City Hall | |
Status: | Complete |
Location: | Kamal Chunchie Way, London, E16 1ZE[1] |
Coordinates: | 51.507°N 0.0161°W |
Start Date: | March 2011 |
Completion Date: | July 2012 |
Architect: | WilkinsonEyre |
Owner: | Greater London Authority[2] |
Cost: | £30 million[3] |
Architectural Style: | Neo-futurism |
Structural Engineer: | Arup Group |
Services Engineer: | Arup Group |
Main Contractor: | ISG |
Opening: | September 2012 (repurposed as Greater London City Hall January 2022) |
City Hall, in the London Borough of Newham in east London, is the headquarters of the Greater London Authority (GLA), the regional government for Greater London. It replaced the previous City Hall, in Southwark in 2022. The building opened in 2012 and was previously an exhibition centre for sustainable architecture, known as The Crystal. Built and opened by Siemens, it was the first building in the world to reach the highest sustainable award level (see LEED and BREEAM). It was bought by the GLA in 2019 for the docklands redevelopment project.[4]

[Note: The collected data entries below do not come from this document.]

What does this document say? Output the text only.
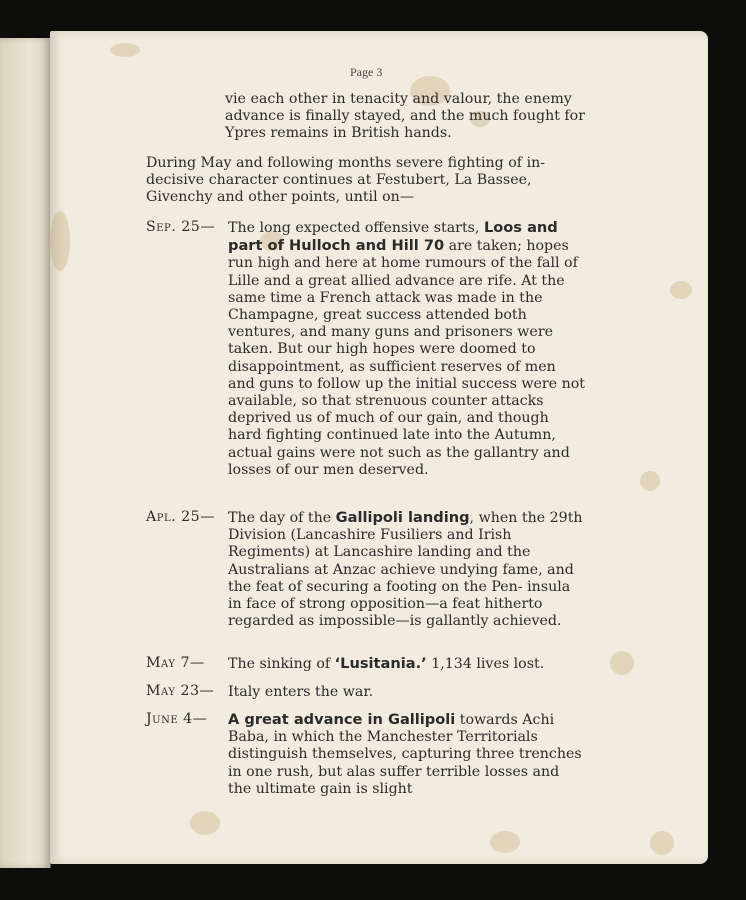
Page 3

vie each other in tenacity and valour, the enemy advance is finally stayed, and the much fought for Ypres remains in British hands.

During May and following months severe fighting of in- decisive character continues at Festubert, La Bassee, Givenchy and other points, until on—

Sep. 25— The long expected offensive starts, Loos and part of Hulloch and Hill 70 are taken; hopes run high and here at home rumours of the fall of Lille and a great allied advance are rife. At the same time a French attack was made in the Champagne, great success attended both ventures, and many guns and prisoners were taken. But our high hopes were doomed to disappointment, as sufficient reserves of men and guns to follow up the initial success were not available, so that strenuous counter attacks deprived us of much of our gain, and though hard fighting continued late into the Autumn, actual gains were not such as the gallantry and losses of our men deserved.

Apl. 25— The day of the Gallipoli landing, when the 29th Division (Lancashire Fusiliers and Irish Regiments) at Lancashire landing and the Australians at Anzac achieve undying fame, and the feat of securing a footing on the Pen- insula in face of strong opposition—a feat hitherto regarded as impossible—is gallantly achieved.

May 7— The sinking of ‘Lusitania.’ 1,134 lives lost.

May 23— Italy enters the war.

June 4— A great advance in Gallipoli towards Achi Baba, in which the Manchester Territorials distinguish themselves, capturing three trenches in one rush, but alas suffer terrible losses and the ultimate gain is slight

The building is situated next to the redeveloped Royal Victoria Dock in Canning Town. The northern terminus of the London cable car, and Royal Victoria station, the Docklands Light Railway and Custom House railway station on the Elizabeth line are within walking distance.[5] It is close to London City Airport.
The Crystal was built as a key part of the Green Enterprise District policy of the London Development Agency.[6]
The building was designed by Perkins+Will (fit-out, design leader) and Wilkinson Eyre Architects (shell and core), with Arup Group who were the building and civil engineers, and Townshend Landscape Architects who designed the public realm.[3] Event Communications were the exhibition designers,[3] responsible for the interpretive planning, exhibition design and creative direction, graphic design, media direction and construction management for the exhibition spaces.[7] The building was the first to achieve the highest sustainable building accolades, platinum and outstanding respectively, from the world's two leading accreditation bodies, LEED[8] and BREEAM.[9]
When it opened, the Crystal contained a permanent exhibition about sustainable development, and was owned and operated by Siemens. In 2016, Siemens sold the building to the GLA, who acquired it to use as a base for the Mayor of London's £3.5bn project to regenerate the Royal Docks. After Siemens vacated the building in 2019, it was used by the Royal Docks regeneration team but large parts of the building remained empty.[2] [5] [7]
In June 2020, the Mayor of London Sadiq Khan announced that he was consulting on relocating the headquarters of the GLA from City Hall in Southwark to The Crystal in order to save £55 million for the GLA over the course of five years.[2] The decision was confirmed on 3 November 2020; Newham Borough Council gave permission for a change of use for the building in December 2020.[10] [11] The move was completed in the third week of January 2022, delayed from the previous planned opening date in December 2021.[12] The building was renamed "City Hall" in December 2021.[1] [13]
The entire site is in size and the surrounding landscape was designed to be a sustainable urban landscape to help encourage a shift in the social ideology, making 'sustainability' more attractive and allowing people to participate in social activities within the site, which includes local food programmes and community gardens to help foster this principle.[14]
The building contains a number of sustainable technologies, including the building management system and KNX infrastructure. The building control devices, such as lighting, windows, blinds and heating, are connected using the KNX protocol. The building has over 2,500 KNX connected devices.[15]